As for EAV, I have to disagree with the OP. Those business models, and there are many, which necessarily need to store an unknown set of columnar data, have only three approaches in the relation database environment:

- Keep adding columns to a table every time you import data that has a column you haven't accounted for - not very practical, in fact unworkable.

- Implement a very wide table at the outset. This is usually done with a large number of NVARCHAR(MAX) columns, all values are effectively stored as strings. This table is then supported by a number of other tables which keep track of what data is in what column, possibly on a per row basis. In this case the table is very sparsely populated and indexing is impractical at best. What if we break our column width (I was sure 500 columns would be enough!)

- Store data in an EAV table. Again we need to support the EAV table with a number of transformation tables, again indexing (on the values) is impossible; however, we can index on the EA part of the table and we have the advantage that we our table data is densely populated. Querying is more cumbersome certainly, although utilising a two-stage process of extracting the data required and pivoting to tabular data for querying, whilst not ideal, is readily achievable.

In short, If you know what you data looks like, and it rarely changes, DO NOT use EAV; if you haven't a clue what your data looks like then EAV is a sensible option.

Nanomid said...

For crying out loud, use spatial for EAV.

ebikko said...

I agree with KBR.
Two domains that need to use EAV would be

1) Medical Clinical applications (there are potentially more symptoms to diseases that can be supported by the max limit of columns per table in any current database implementation. And not every patient has these same symptoms - leading to very sparsely populated tables. And no one can predict what other new symptoms might turn up in the future).

2) Enterprise Document Management Systems (EDMS) where document types and their attributes are not known when you ship the product as each customers will define these for their own respective organization.

dmt10 said...

oh man. I just escaped from a job with a EAV based CMS. I didn't know there was a name for it. It was horrendiously slow. Ha! and it wasn't just and EAV, the EAV documents where joined together in a tree, with child documents...

The simplest possible page actually had 4 levels of nesting,
so to get the data to display the simplest possible page (not counting the stuff which provided the page layout etc) you where looking at a 4 three way joins, each joined to a linking table.

Since SQL can't do recursive joins, I think it had to hit the database 4 times.

Basicially, what you are doing with a EAV is implementing a no-schema/key-value database in SQL.

If you need to frequently change your data, you should just use a no schema database like couchdb, or mongodb.

Rodger said...

I wrote about this in series on Database Design Mistakes To Avoid.
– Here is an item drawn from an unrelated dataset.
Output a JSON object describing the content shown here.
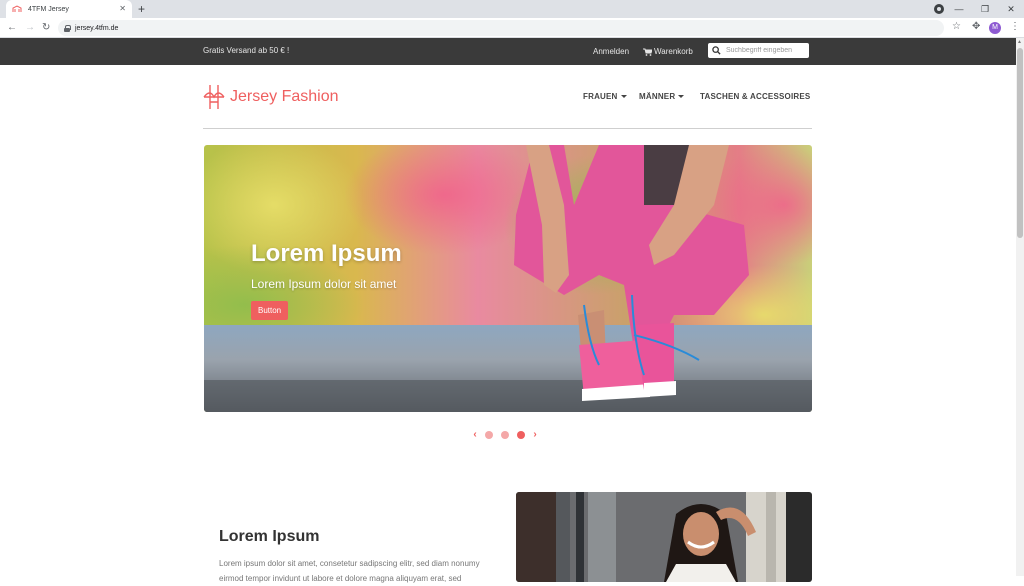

I called it MUCK.

http://rodgersnotes.wordpress.com/2010/09/21/muck-massively-unified-code-key-generic-three-table-data-model/

To me, a good db design should eliminate code, not cause it:

http://rodgersnotes.wordpress.com/2010/09/14/database-design-mistakes-to-avoid/

djs said...

As a developer, not a database guy, I'm all for the OTLT model, but I only ever implement it with a unique alt_key as suggested by lewisc.

Lets say I didn't use OTLT and I created a table called Gender with columns gender_id, gender_code and gender_description. I don't see how this stops somebody inserting into the table like so:

insert into gender(1, 'animal', 'cat')

With an OTLT table I can build just one GUI maintenance screen to handle the lot, as opposed to 10, 100, 1000... separate GUI maintenance screens for each category of lookup? No thanks, I'd rather take the performance hit and implement any data constraints some other way, if necessary.

Also, I think 500,000 rows in an OTLT table would be a very rare case.